En plus des dîmes prévues par la loi musulmane, le grand conseil institua deux contributions supplémentaires : le karaadye et le paabe. Le karaadye était un impôt sur les récoltes, fixé à un cauri par sawal de riz et deux cauris par sawal de gros mit, petit mil on maïs. Le paabe était un impôt exclusivement destiné aux dépenses militaires et payé en principe par tous ceux qui ne participaient pas à l'effort de guerre, soit en partant eux-mêmes, soit en travaillant pour l'armée. Les pasteurs, obligés de rester pour garder leurs troupeaux, payaient 300 à 500 cauris par tête de gros bétail. Les commerçants et artisans étrangers versaient un paabe en or on en cauris, fixé par le grand conseil après estimation de leurs ressources. Les captifs de particuliers que leurs maîtres ne voulaient pas laisser partir en guerre, payaient également un paabe.
Le paabe et le karaadye n'étant pas des impôts conformes au droit malékite, n'étaient pas versés directement au beyt el maal, mais à des percepteurs appelés nanngooBe karaadye, dont Alfa Hammadoun Karaadye installé à Koningo 9, était le plus notoire. Quant aux gérants du beyt el maal, les plus célèbres étaient :

Citons encore :

Les marabouts du grand conseil, se basant sur le verset coranique : « tous les croyants sont des frères », avaient demandé l'abolition des castes. Le lendemain, Cheikou Amadou fit cuire des lézards, des grenouilles, des poissons, des poulets et du mouton, tout ensemble. Il présenta le plat aux marabouts et les invita à manger.
— Comment, s'écrièrent-ils, tu veux nous faire goûter un tel mélange ?
— Y a-t-il dans toutes ces viandes, une seule qui soit interdite par le Coran ? répliqua Cheikou Amadou.
— Non, mais bien que le Livre ne l'interdise pas, il nous répugne de manger du lézard et de la grenouille et de mélanger ces viandes avec celles que nous avons l'habitude de consommer. De même, bien que le Livre ne l'interdise pas, il me répugne de mélanger les nobles et les gens de caste et de supprimer la barrière par laquelle nous avons l'habitude de les séparer.
On continua donc à distinguer parmi les hommes libres, rimBe, les nobles, rimBe Be nyagataako, qui ne demandent pas de cadeaux et les gens de caste, rimBe nyagotooBe, qui demandent des cadeaux (gratuits ou comme rétribution de leur travail).
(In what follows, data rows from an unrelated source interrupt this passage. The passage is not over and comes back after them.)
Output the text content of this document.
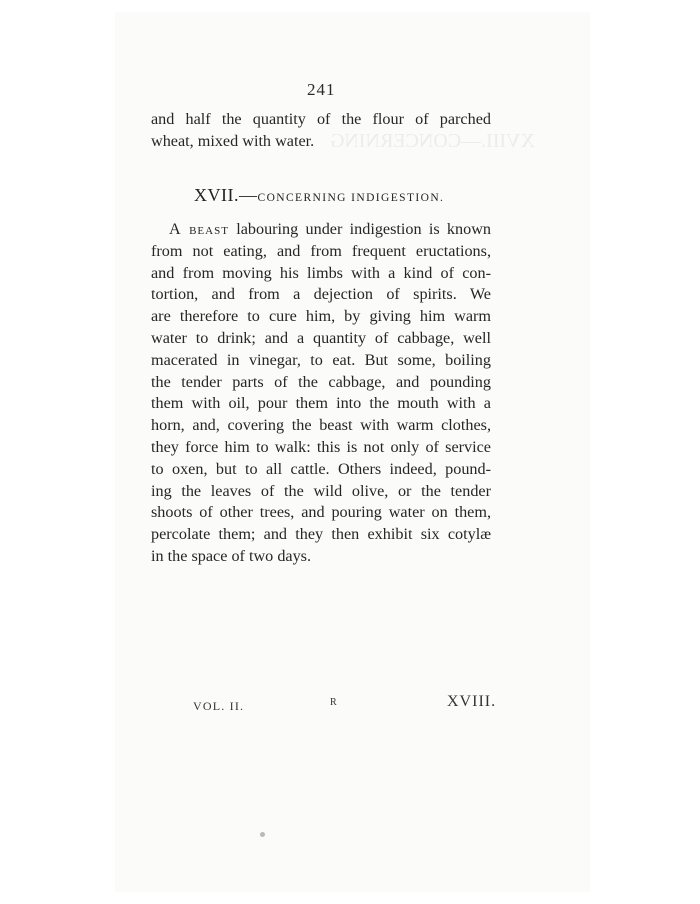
XVIII.—CONCERNING
241
and half the quantity of the flour of parched
wheat, mixed with water.
XVII.—CONCERNING INDIGESTION.
A beast labouring under indigestion is known
from not eating, and from frequent eructations,
and from moving his limbs with a kind of con-
tortion, and from a dejection of spirits. We
are therefore to cure him, by giving him warm
water to drink; and a quantity of cabbage, well
macerated in vinegar, to eat. But some, boiling
the tender parts of the cabbage, and pounding
them with oil, pour them into the mouth with a
horn, and, covering the beast with warm clothes,
they force him to walk: this is not only of service
to oxen, but to all cattle. Others indeed, pound-
ing the leaves of the wild olive, or the tender
shoots of other trees, and pouring water on them,
percolate them; and they then exhibit six cotylæ
in the space of two days.
VOL. II.	R	XVIII.
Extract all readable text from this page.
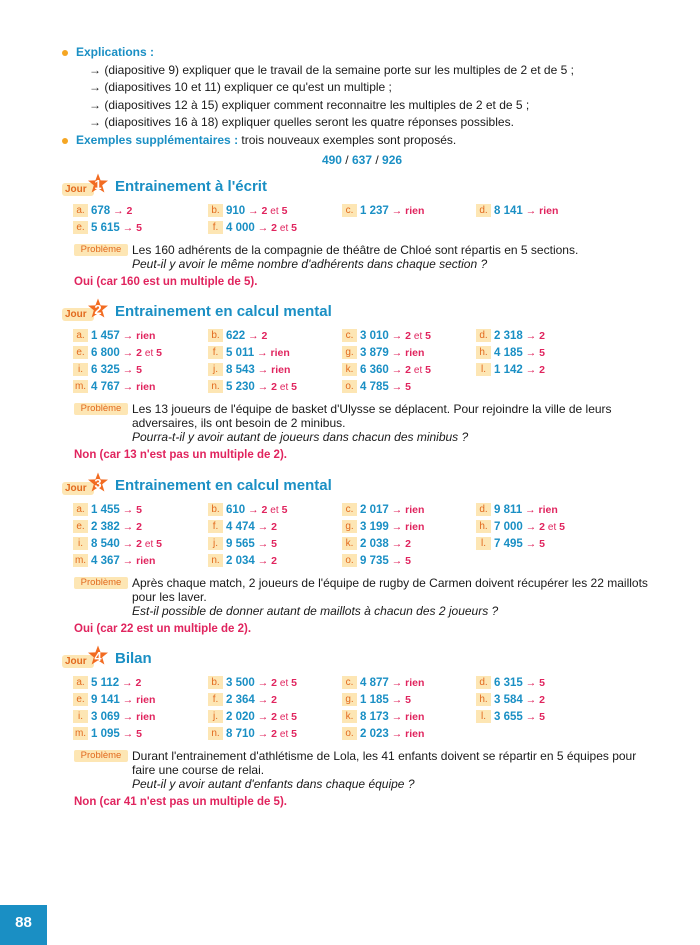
Explications :
→ (diapositive 9) expliquer que le travail de la semaine porte sur les multiples de 2 et de 5 ;
→ (diapositives 10 et 11) expliquer ce qu'est un multiple ;
→ (diapositives 12 à 15) expliquer comment reconnaitre les multiples de 2 et de 5 ;
→ (diapositives 16 à 18) expliquer quelles seront les quatre réponses possibles.
Exemples supplémentaires : trois nouveaux exemples sont proposés.
490 / 637 / 926
Jour 1 Entrainement à l'écrit
a. 678 → 2	b. 910 → 2 et 5	c. 1 237 → rien	d. 8 141 → rien
e. 5 615 → 5	f. 4 000 → 2 et 5
Problème Les 160 adhérents de la compagnie de théâtre de Chloé sont répartis en 5 sections.
Peut-il y avoir le même nombre d'adhérents dans chaque section ?
Oui (car 160 est un multiple de 5).
Jour 2 Entrainement en calcul mental
a. 1 457 → rien	b. 622 → 2	c. 3 010 → 2 et 5	d. 2 318 → 2
e. 6 800 → 2 et 5	f. 5 011 → rien	g. 3 879 → rien	h. 4 185 → 5
i. 6 325 → 5	j. 8 543 → rien	k. 6 360 → 2 et 5	l. 1 142 → 2
m. 4 767 → rien	n. 5 230 → 2 et 5	o. 4 785 → 5
Problème Les 13 joueurs de l'équipe de basket d'Ulysse se déplacent. Pour rejoindre la ville de leurs adversaires, ils ont besoin de 2 minibus.
Pourra-t-il y avoir autant de joueurs dans chacun des minibus ?
Non (car 13 n'est pas un multiple de 2).
Jour 3 Entrainement en calcul mental
a. 1 455 → 5	b. 610 → 2 et 5	c. 2 017 → rien	d. 9 811 → rien
e. 2 382 → 2	f. 4 474 → 2	g. 3 199 → rien	h. 7 000 → 2 et 5
i. 8 540 → 2 et 5	j. 9 565 → 5	k. 2 038 → 2	l. 7 495 → 5
m. 4 367 → rien	n. 2 034 → 2	o. 9 735 → 5
Problème Après chaque match, 2 joueurs de l'équipe de rugby de Carmen doivent récupérer les 22 maillots pour les laver.
Est-il possible de donner autant de maillots à chacun des 2 joueurs ?
Oui (car 22 est un multiple de 2).
Jour 4 Bilan
a. 5 112 → 2	b. 3 500 → 2 et 5	c. 4 877 → rien	d. 6 315 → 5
e. 9 141 → rien	f. 2 364 → 2	g. 1 185 → 5	h. 3 584 → 2
i. 3 069 → rien	j. 2 020 → 2 et 5	k. 8 173 → rien	l. 3 655 → 5
m. 1 095 → 5	n. 8 710 → 2 et 5	o. 2 023 → rien
Problème Durant l'entrainement d'athlétisme de Lola, les 41 enfants doivent se répartir en 5 équipes pour faire une course de relai.
Peut-il y avoir autant d'enfants dans chaque équipe ?
Non (car 41 n'est pas un multiple de 5).
88
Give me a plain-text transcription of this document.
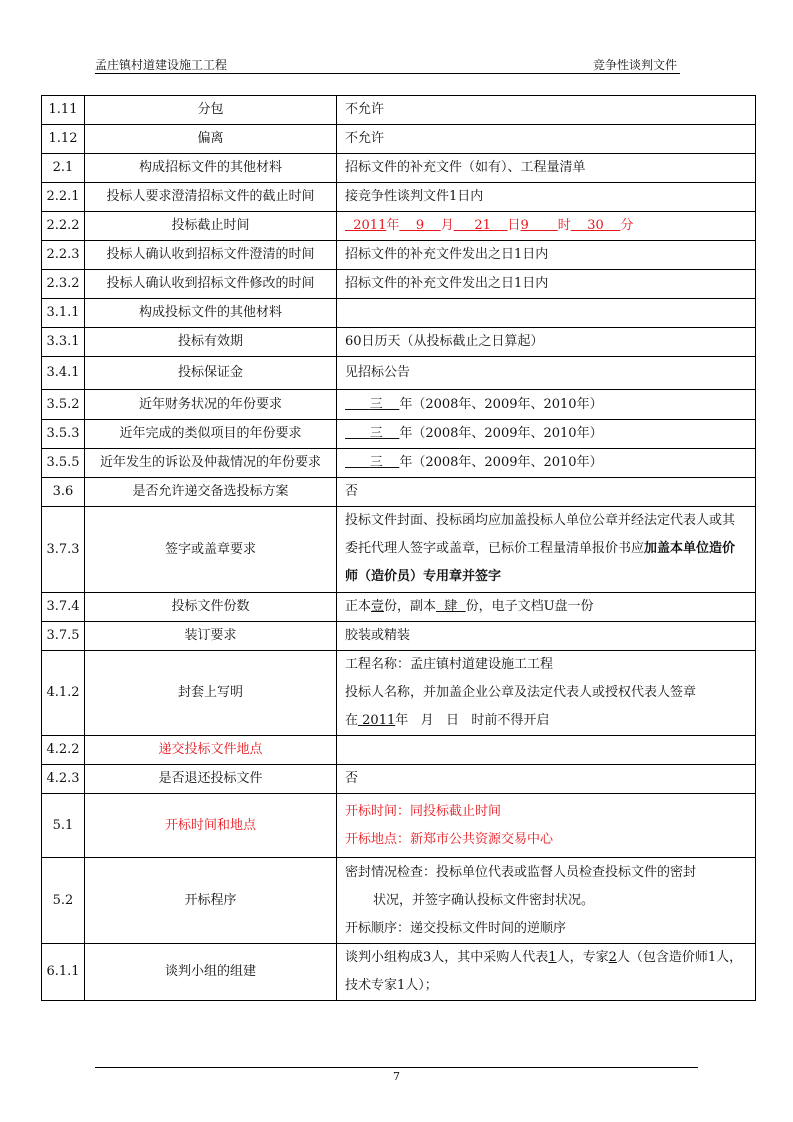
孟庄镇村道建设施工工程	竞争性谈判文件
1.11	分包	不允许

1.12	偏离	不允许

2.1	构成招标文件的其他材料	招标文件的补充文件（如有）、工程量清单

2.2.1	投标人要求澄清招标文件的截止时间	接竞争性谈判文件1日内

2.2.2	投标截止时间	2011年    9    月     21    日9       时    30    分

2.2.3	投标人确认收到招标文件澄清的时间	招标文件的补充文件发出之日1日内

2.3.2	投标人确认收到招标文件修改的时间	招标文件的补充文件发出之日1日内

3.1.1	构成投标文件的其他材料	

3.3.1	投标有效期	60日历天（从投标截止之日算起）

3.4.1	投标保证金	见招标公告

3.5.2	近年财务状况的年份要求	三    年（2008年、2009年、2010年）

3.5.3	近年完成的类似项目的年份要求	三    年（2008年、2009年、2010年）

3.5.5	近年发生的诉讼及仲裁情况的年份要求	三    年（2008年、2009年、2010年）

3.6	是否允许递交备选投标方案	否

3.7.3	签字或盖章要求	投标文件封面、投标函均应加盖投标人单位公章并经法定代表人或其委托代理人签字或盖章，已标价工程量清单报价书应加盖本单位造价师（造价员）专用章并签字

3.7.4	投标文件份数	正本壹份，副本  肆  份，电子文档U盘一份

3.7.5	装订要求	胶装或精装

4.1.2	封套上写明	工程名称：孟庄镇村道建设施工工程
投标人名称，并加盖企业公章及法定代表人或授权代表人签章
在 2011年   月   日   时前不得开启

4.2.2	递交投标文件地点	

4.2.3	是否退还投标文件	否

5.1	开标时间和地点	开标时间：同投标截止时间
开标地点：新郑市公共资源交易中心

5.2	开标程序	密封情况检查：投标单位代表或监督人员检查投标文件的密封
状况，并签字确认投标文件密封状况。
开标顺序：递交投标文件时间的逆顺序

6.1.1	谈判小组的组建	谈判小组构成3人，其中采购人代表1人，专家2人（包含造价师1人，技术专家1人）；
7
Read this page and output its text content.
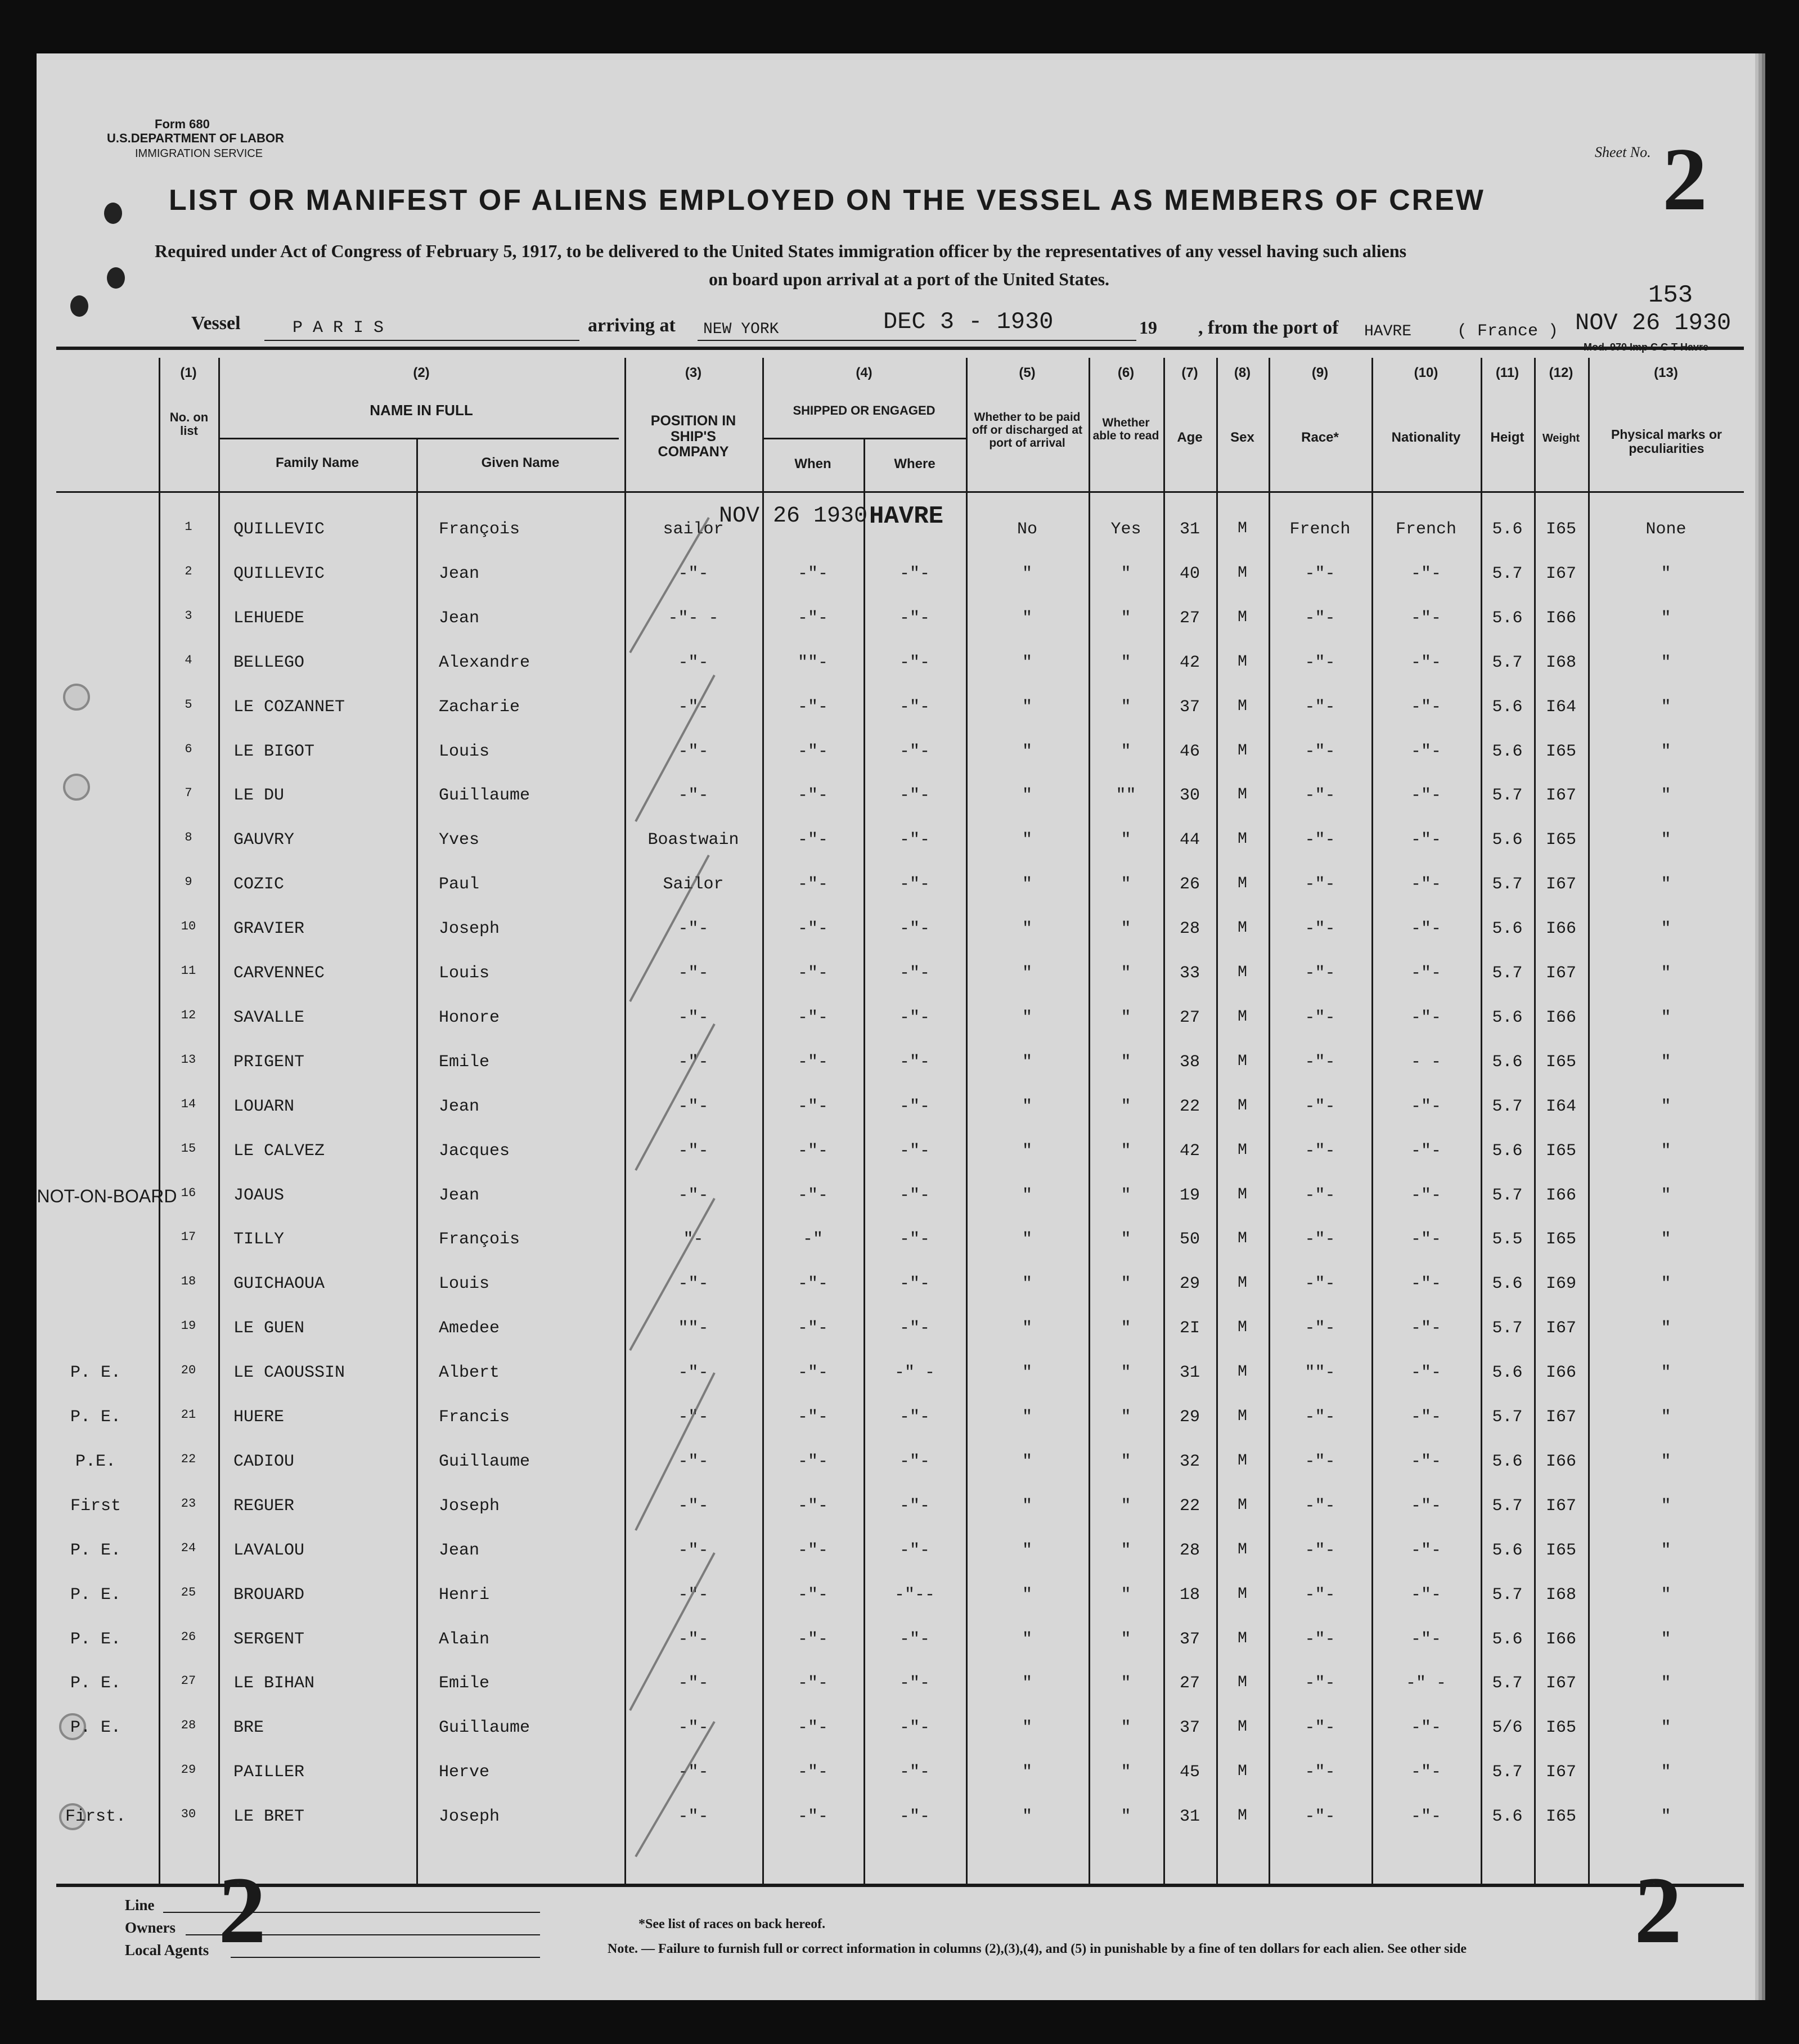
Form 680
U.S.DEPARTMENT OF LABOR
IMMIGRATION SERVICE	Sheet No. 2
LIST OR MANIFEST OF ALIENS EMPLOYED ON THE VESSEL AS MEMBERS OF CREW
Required under Act of Congress of February 5, 1917, to be delivered to the United States immigration officer by the representatives of any vessel having such aliens
on board upon arrival at a port of the United States.
153
Vessel	P A R I S	arriving at NEW YORK	DEC 3 - 1930	19 , from the port of HAVRE	( France ) NOV 26 1930
(1)	(2)	(3)	(4)	(5)	(6)	(7)	(8)	(9)	(10)	(11)	(12)	(13)
No. on list
NAME IN FULL
Family Name	Given Name
POSITION IN SHIP'S COMPANY
SHIPPED OR ENGAGED
When	Where
Whether to be paid off or discharged at port of arrival
Whether able to read	Age	Sex	Race*	Nationality	Heigt	Weight	Physical marks or peculiarities
NOV 26 1930 HAVRE
1	QUILLEVIC	François	sailor	No	Yes	31	M	French	French	5.6	I65	None
2	QUILLEVIC	Jean	-"-	-"-	-"-	"	"	40	M	-"-	-"-	5.7	I67	"
3	LEHUEDE	Jean	-"- -	-"-	-"-	"	"	27	M	-"-	-"-	5.6	I66	"
4	BELLEGO	Alexandre	-"-	""-	-"-	"	"	42	M	-"-	-"-	5.7	I68	"
5	LE COZANNET	Zacharie	-"-	-"-	-"-	"	"	37	M	-"-	-"-	5.6	I64	"
6	LE BIGOT	Louis	-"-	-"-	-"-	"	"	46	M	-"-	-"-	5.6	I65	"
7	LE DU	Guillaume	-"-	-"-	-"-	"	""	30	M	-"-	-"-	5.7	I67	"
8	GAUVRY	Yves	Boastwain	-"-	-"-	"	"	44	M	-"-	-"-	5.6	I65	"
9	COZIC	Paul	Sailor	-"-	-"-	"	"	26	M	-"-	-"-	5.7	I67	"
10	GRAVIER	Joseph	-"-	-"-	-"-	"	"	28	M	-"-	-"-	5.6	I66	"
11	CARVENNEC	Louis	-"-	-"-	-"-	"	"	33	M	-"-	-"-	5.7	I67	"
12	SAVALLE	Honore	-"-	-"-	-"-	"	"	27	M	-"-	-"-	5.6	I66	"
13	PRIGENT	Emile	-"-	-"-	-"-	"	"	38	M	-"-	- -	5.6	I65	"
14	LOUARN	Jean	-"-	-"-	-"-	"	"	22	M	-"-	-"-	5.7	I64	"
15	LE CALVEZ	Jacques	-"-	-"-	-"-	"	"	42	M	-"-	-"-	5.6	I65	"
NOT-ON-BOARD 16	JOAUS	Jean	-"-	-"-	-"-	"	"	19	M	-"-	-"-	5.7	I66	"
17	TILLY	François	"-	-"	-"-	"	"	50	M	-"-	-"-	5.5	I65	"
18	GUICHAOUA	Louis	-"-	-"-	-"-	"	"	29	M	-"-	-"-	5.6	I69	"
19	LE GUEN	Amedee	""-	-"-	-"-	"	"	2I	M	-"-	-"-	5.7	I67	"
P. E.	20	LE CAOUSSIN	Albert	-"-	-"-	-" -	"	"	31	M	""-	-"-	5.6	I66	"
P. E.	21	HUERE	Francis	-"-	-"-	-"-	"	"	29	M	-"-	-"-	5.7	I67	"
P.E.	22	CADIOU	Guillaume	-"-	-"-	-"-	"	"	32	M	-"-	-"-	5.6	I66	"
First	23	REGUER	Joseph	-"-	-"-	-"-	"	"	22	M	-"-	-"-	5.7	I67	"
P. E.	24	LAVALOU	Jean	-"-	-"-	-"-	"	"	28	M	-"-	-"-	5.6	I65	"
P. E.	25	BROUARD	Henri	-"-	-"-	-"--	"	"	18	M	-"-	-"-	5.7	I68	"
P. E.	26	SERGENT	Alain	-"-	-"-	-"-	"	"	37	M	-"-	-"-	5.6	I66	"
P. E.	27	LE BIHAN	Emile	-"-	-"-	-"-	"	"	27	M	-"-	-" -	5.7	I67	"
P. E.	28	BRE	Guillaume	-"-	-"-	-"-	"	"	37	M	-"-	-"-	5/6	I65	"
29	PAILLER	Herve	-"-	-"-	-"-	"	"	45	M	-"-	-"-	5.7	I67	"
First.	30	LE BRET	Joseph	-"-	-"-	-"-	"	"	31	M	-"-	-"-	5.6	I65	"
Line
Owners
Local Agents 2	2
*See list of races on back hereof.
Note. — Failure to furnish full or correct information in columns (2),(3),(4), and (5) in punishable by a fine of ten dollars for each alien. See other side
L'armée était commandée par cinq amiraaBe (sing. amiiru), 11 chefs de guerre placés à la tête d'une région composée de plusieurs provinces et cantons. Ils représentaient la Dina et étaient responsables de l'ordre intérieur et extérieur du pays qu'ils parcouraient chaque année à la tête d'une colonne de surveillance.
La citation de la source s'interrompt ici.